Impresiona la importancia que tienen los pozos en la Sagrada
Escritura. Son lugares de donde brota la vida. Junto al pozo de
Jacob, Cristo anuncia a la Samaritana el pozo nuevo, el agua de la
vida verdadera. Él se manifiesta como el nuevo Jacob, el definitivo,
que abre a la humanidad el pozo que ella espera: ese agua que da la
vida y que nunca se agota (cf. Jn 4,5.15).
San
Juan nos dice que un soldado golpeó con una lanza el costado de
Jesús, y que del costado abierto, del corazón traspasado, salió
sangre y agua (cf. Jn 19,34). La Iglesia antigua ha visto
aquí un símbolo del Bautismo y la Eucaristía, que provienen del
corazón traspasado de Jesús. En la muerte, Jesús se ha convertido
Él mismo en el manantial. El profeta Ezequiel percibió en una
visión el Templo nuevo del que brota un manantial que se transforma
en un gran río que da la vida (cf. 47,1-12): en una Tierra que
siempre sufría la sequía y la falta de agua, ésta era una gran
visión de esperanza.
El
cristianismo de los comienzos entendió que esta visión se ha
cumplido en Cristo. Él es el Templo auténtico y vivo de Dios. Y es
la fuente de agua viva. De Él brota el gran
río que fructifica y renueva el mundo en el Bautismo, el gran río
de agua viva, su Evangelio que fecunda la tierra. Pero
Jesús ha profetizado en un discurso durante la Fiesta de las Tiendas
algo más grande aún. Dice: «El que
cree en mí ... de sus entrañas manarán torrentes de agua viva»
(Jn 7,38).
En
el Bautismo, el Señor no sólo nos convierte en personas de luz,
sino también en fuentes de las que brota agua viva. Todos
nosotros conocemos personas de este tipo, que nos dejan en cierto
modo sosegados y renovados; personas que son como el agua fresca de
un manantial. No hemos de pensar sólo en los grandes personajes,
como Agustín, Francisco de Asís, Teresa de Ávila, Madre Teresa de
Calcuta, y así sucesivamente; personas por las que han entrado en la
historia realmente ríos de agua viva. Gracias a Dios, las
encontramos continuamente también en nuestra vida cotidiana:
personas que son una fuente. Ciertamente, conocemos también lo
opuesto: gente de la que propaga un vaho como el de un charco de agua
putrefacta, o incluso envenenada. Pidamos al
Señor, que nos ha dado la gracia del Bautismo, que seamos siempre
fuentes de agua pura, fresca, saltarina del manantial de su verdad y
de su amor.
El
tercer gran símbolo de la Vigilia Pascual es de naturaleza singular,
y concierne al hombre mismo. Es el cantar el canto nuevo, el aleluya.

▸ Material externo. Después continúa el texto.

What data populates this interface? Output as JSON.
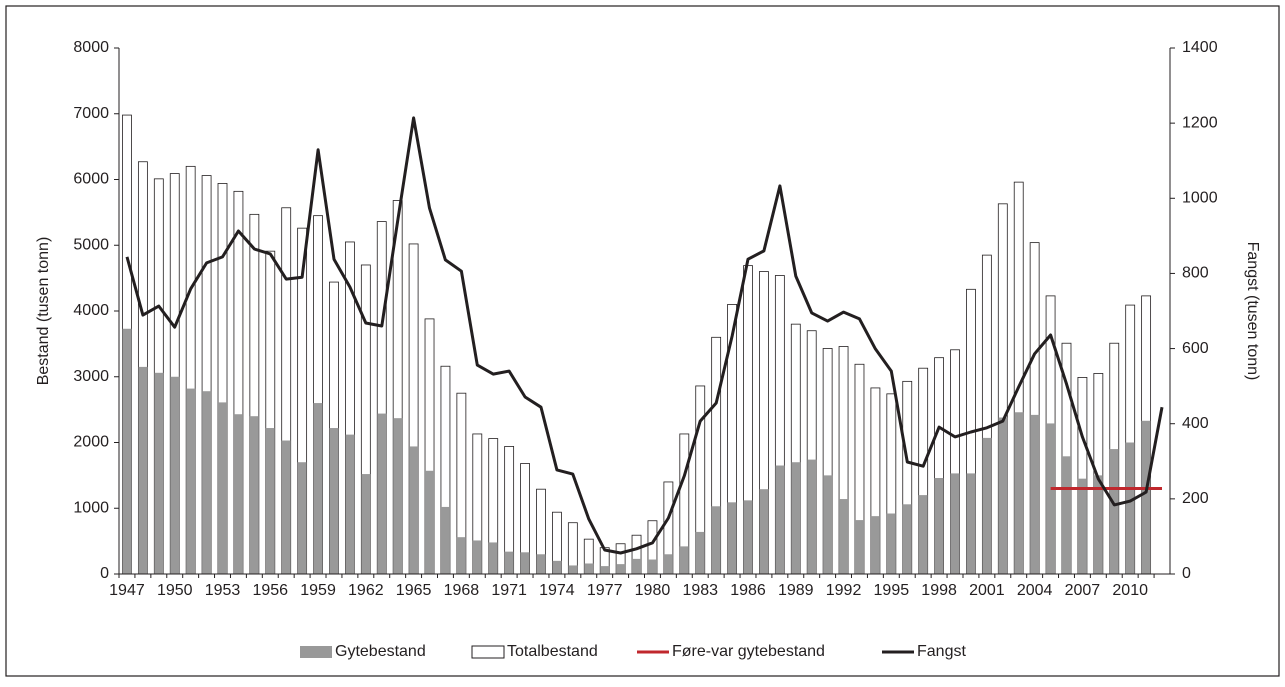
{
  "chart_data": {
    "type": "bar",
    "categories": [
      "1947",
      null,
      null,
      "1950",
      null,
      null,
      "1953",
      null,
      null,
      "1956",
      null,
      null,
      "1959",
      null,
      null,
      "1962",
      null,
      null,
      "1965",
      null,
      null,
      "1968",
      null,
      null,
      "1971",
      null,
      null,
      "1974",
      null,
      null,
      "1977",
      null,
      null,
      "1980",
      null,
      null,
      "1983",
      null,
      null,
      "1986",
      null,
      null,
      "1989",
      null,
      null,
      "1992",
      null,
      null,
      "1995",
      null,
      null,
      "1998",
      null,
      null,
      "2001",
      null,
      null,
      "2004",
      null,
      null,
      "2007",
      null,
      null,
      "2010",
      null,
      null
    ],
    "ylabel": "Bestand (tusen tonn)",
    "y2label": "Fangst (tusen tonn)",
    "ylim": [
      0,
      8000
    ],
    "yticks": [
      0,
      1000,
      2000,
      3000,
      4000,
      5000,
      6000,
      7000,
      8000
    ],
    "y2lim": [
      0,
      1400
    ],
    "y2ticks": [
      0,
      200,
      400,
      600,
      800,
      1000,
      1200,
      1400
    ],
    "legend": "bottom",
    "series": [
      {
        "name": "Totalbestand",
        "type": "bar",
        "color": "#ffffff",
        "values": [
          6980,
          6270,
          6010,
          6090,
          6200,
          6060,
          5940,
          5820,
          5470,
          4910,
          5570,
          5260,
          5450,
          4440,
          5050,
          4700,
          5360,
          5680,
          5020,
          3880,
          3160,
          2750,
          2130,
          2060,
          1940,
          1680,
          1290,
          940,
          780,
          530,
          400,
          460,
          590,
          810,
          1400,
          2130,
          2860,
          3600,
          4100,
          4690,
          4600,
          4540,
          3800,
          3700,
          3430,
          3460,
          3190,
          2830,
          2740,
          2930,
          3130,
          3290,
          3410,
          4330,
          4850,
          5630,
          5960,
          5040,
          4230,
          3510,
          2990,
          3050,
          3510,
          4090,
          4230,
          null
        ]
      },
      {
        "name": "Gytebestand",
        "type": "bar",
        "color": "#999999",
        "values": [
          3730,
          3150,
          3060,
          3000,
          2820,
          2780,
          2610,
          2430,
          2400,
          2220,
          2030,
          1700,
          2600,
          2220,
          2120,
          1520,
          2440,
          2370,
          1940,
          1570,
          1020,
          560,
          510,
          480,
          340,
          330,
          300,
          200,
          130,
          160,
          120,
          150,
          230,
          220,
          300,
          420,
          640,
          1030,
          1090,
          1120,
          1290,
          1650,
          1700,
          1740,
          1500,
          1140,
          820,
          880,
          920,
          1060,
          1200,
          1460,
          1530,
          1530,
          2070,
          2380,
          2460,
          2420,
          2290,
          1790,
          1450,
          1500,
          1900,
          2000,
          2330,
          null
        ]
      },
      {
        "name": "Føre-var gytebestand",
        "type": "line",
        "color": "#c0272d",
        "values": [
          null,
          null,
          null,
          null,
          null,
          null,
          null,
          null,
          null,
          null,
          null,
          null,
          null,
          null,
          null,
          null,
          null,
          null,
          null,
          null,
          null,
          null,
          null,
          null,
          null,
          null,
          null,
          null,
          null,
          null,
          null,
          null,
          null,
          null,
          null,
          null,
          null,
          null,
          null,
          null,
          null,
          null,
          null,
          null,
          null,
          null,
          null,
          null,
          null,
          null,
          null,
          null,
          null,
          null,
          null,
          null,
          null,
          null,
          1300,
          1300,
          1300,
          1300,
          1300,
          1300,
          1300,
          1300
        ]
      },
      {
        "name": "Fangst",
        "type": "line",
        "axis": "y2",
        "color": "#231f20",
        "values": [
          844,
          689,
          713,
          657,
          759,
          828,
          844,
          913,
          865,
          852,
          785,
          790,
          1129,
          838,
          764,
          668,
          660,
          940,
          1214,
          974,
          836,
          806,
          556,
          532,
          540,
          471,
          444,
          277,
          266,
          146,
          64,
          56,
          67,
          83,
          149,
          261,
          407,
          455,
          633,
          838,
          860,
          1033,
          793,
          695,
          673,
          697,
          679,
          599,
          540,
          298,
          287,
          391,
          365,
          378,
          389,
          407,
          498,
          586,
          636,
          506,
          365,
          253,
          184,
          194,
          218,
          444
        ]
      }
    ]
  }
}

Cuando un hombre experimenta una gran alegría, no puede guardársela
para sí mismo. Tiene que expresarla, transmitirla.
Pero,
¿qué sucede cuando el hombre se ve alcanzado por la luz de la
resurrección y, de este modo, entra en contacto con la Vida misma,
con la Verdad y con el Amor?. Simplemente, que no basta hablar de
ello. Hablar no es suficiente. Tiene que
cantar.
En
la Biblia, la primera mención de este cantar se encuentra después
de la travesía del Mar Rojo. Israel se ha liberado de la esclavitud.
Ha salido de las profundidades amenazadoras del mar. Es como si
hubiera renacido. Está vivo y libre. La Biblia describe la reacción
del pueblo a este gran acontecimiento de salvación con la expresión:
«El pueblo creyó en el Señor y en
Moisés, su siervo» (cf. Ex 14,31). Sigue a
continuación la segunda reacción, que se desprende de la primera
como una especie de necesidad interior: «Entonces
Moisés y los hijos de Israel cantaron un cántico al Señor».

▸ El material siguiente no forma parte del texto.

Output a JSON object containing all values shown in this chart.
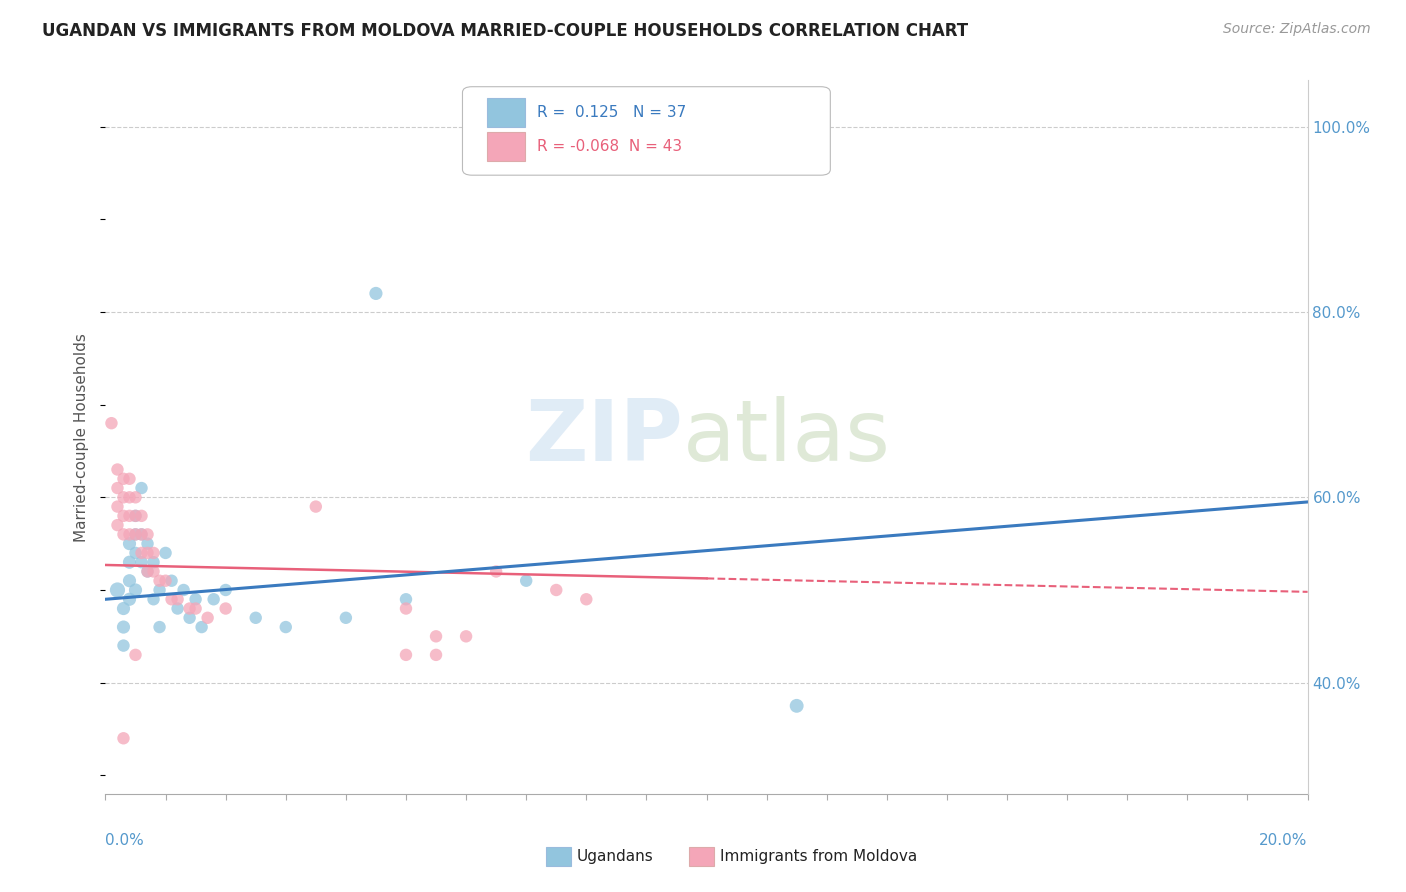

En la Vigilia Pascual, año tras año, los cristianos entonamos
después de la tercera lectura este canto, lo entonamos como nuestro
cántico, porque también nosotros, por el poder de Dios, hemos sido
rescatados del agua y liberados para la vida verdadera.
La
historia del canto de Moisés tras la liberación de Israel de Egipto
y el paso del Mar Rojo, tiene un paralelismo sorprendente en el
Apocalipsis de San Juan. Antes del comienzo de las últimas siete
plagas a las que fue sometida la tierra, al vidente se le aparece
«una especie de mar de vidrio veteado de
fuego; en la orilla estaban de pie los que habían vencido a la
bestia, a su imagen y al número que es cifra de su nombre: tenían
en sus manos las arpas que Dios les había dado. Cantaban el cántico
de Moisés, el siervo de Dios, y el cántico del Cordero»
(Ap 15,2s).
Con
esta imagen se describe la situación de los discípulos de
Jesucristo en todos los tiempos, la situación de la Iglesia en la
historia de este mundo. Humanamente hablando, es una situación
contradictoria en sí misma. Por un lado, se encuentra en el éxodo,
en medio del Mar Rojo. En un mar que, paradójicamente, es a la vez
hielo y fuego. Y ¿no debe quizás la Iglesia, por decirlo así,
caminar siempre sobre el mar, a través del fuego y del frío?.
Considerándolo humanamente, debería hundirse.
Pero
mientras aún camina por este Mar Rojo, canta, entona el canto de
alabanza de los justos: el canto de Moisés y del Cordero, en el cual
se armonizan la Antigua y la Nueva Alianza. Mientras que a
fin de cuentas debería hundirse, la Iglesia entona el canto de
acción de gracias de los salvados. Está sobre las aguas de muerte
de la historia y, no obstante, ya ha resucitado. Cantando, se agarra
a la mano del Señor, que la mantiene sobre las aguas.
Y
sabe que, con eso, está sujeta, fuera del alcance de la fuerza de
gravedad de la muerte y del mal —una fuerza de la cual, de otro
modo, no podría escapar—, sostenida y atraída por la nueva fuerza
de gravedad de Dios, de la verdad y del amor. Por el momento, la
Iglesia y todos nosotros nos encontramos entre los dos campos de
gravitación. Pero desde que Cristo ha
resucitado, la gravitación del amor es más fuerte que la del odio;
la fuerza de gravedad de la vida es más fuerte que la de la muerte.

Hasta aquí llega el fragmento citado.